Hugh John BARRETT (1935 – 2005) – Aquarelle signée, mesurant 24×18 pouces et titrée Sous-Bois Vert
Hugh John Barrett was a Montreal born Quebec-Canadian painter, sculptor, graphic designer, and illustrator.
In 1950, he began his career as an apprentice mechanic at Canadair. Fate would have other plans. In the summer of 1951, young Hugh accompanied his brother Donald, a painter, who was sharing a house with Goodridge Roberts in the Laurentians.
In 1951, at the age of sixteen, he enrolled at the École du Meuble de Montréal. From 1951 to 1954, he studied successively at the École du Musée des Beaux-arts and the École des beaux-arts de Montréal, then at The Montréal School of Art and Design with Arthur Lismer and Goodridge Roberts.
From 1955 to 1956, he lived in Poste-de-la-Baleine, New Quebec, now Nunavik. During the summers, he hitchhiked along the North Shore and the Gaspé Peninsula.
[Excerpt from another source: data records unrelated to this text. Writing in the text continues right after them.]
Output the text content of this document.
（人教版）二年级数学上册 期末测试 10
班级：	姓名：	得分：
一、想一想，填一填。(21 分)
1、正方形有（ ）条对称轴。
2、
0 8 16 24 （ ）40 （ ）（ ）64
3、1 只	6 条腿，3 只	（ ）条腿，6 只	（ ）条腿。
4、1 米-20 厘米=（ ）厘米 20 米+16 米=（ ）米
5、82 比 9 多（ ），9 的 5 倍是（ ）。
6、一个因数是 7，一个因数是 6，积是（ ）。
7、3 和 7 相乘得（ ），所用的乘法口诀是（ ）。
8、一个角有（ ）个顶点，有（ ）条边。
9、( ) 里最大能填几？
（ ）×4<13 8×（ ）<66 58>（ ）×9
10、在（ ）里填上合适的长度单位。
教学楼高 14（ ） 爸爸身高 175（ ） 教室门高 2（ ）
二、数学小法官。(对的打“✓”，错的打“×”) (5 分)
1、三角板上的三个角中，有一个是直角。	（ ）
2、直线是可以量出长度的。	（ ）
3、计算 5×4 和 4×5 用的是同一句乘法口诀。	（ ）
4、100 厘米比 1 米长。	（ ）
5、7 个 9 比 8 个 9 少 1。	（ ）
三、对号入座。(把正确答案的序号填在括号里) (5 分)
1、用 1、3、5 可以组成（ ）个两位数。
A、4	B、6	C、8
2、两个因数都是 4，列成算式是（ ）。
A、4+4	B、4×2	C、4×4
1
In 1958 he married and moved back to the Montreal area. After studying engraving with Janine Leroux-Guillaume, he also attended evening classes in observational drawing at the Montreal Museum of Fine Arts and graduated in 1960 with a teaching certificate in pedagogy and artistic methodology from the École des beaux-arts de Montréal.
After painting and teaching in the Montreal area, he settled in Saguenay. He taught at the Quebec School of Fine Arts in the Arvida drawing section and in various school boards in the region. At the same time, he participated in the creations of several socio-cultural movements. In 1963-64, he organized visual arts classes in Chicoutimi and Arvida. He also founded a free workshop and an expression workshop for children.
In 1966, he returned to Montreal to teach. He established a creative workshop at the Laurentides Hospital. He was responsible for visual arts classes at Jean de Brébeuf College in Montreal.
In 1967, he participated as an illustrator of poems and short stories in the English-language literary magazine “Parallel.” He collaborated on the creation of a model representing the entire international exhibition grounds in Montreal.
From 1968 to 1970, Barrett was a teaching advisor for the McGill Art Society’s free visual arts workshop. He taught painting technique courses at the Cégep du Vieux Montréal.
1971-72: He taught at the cultural center and the Cégep in Jonquière, and he was a painting professor at the Triangle artistique in Chicoutimi.
From 1974 onwards, Barrett travelled extensively between Grande-Vallée in the Gaspé where he lived and his studio in Granby in the Eastern Townships. A dedicated life-long artist, Barrett has created important works which are found in private, corporate and public national and international collections including Le Musée des Beaux-Arts de Montréal.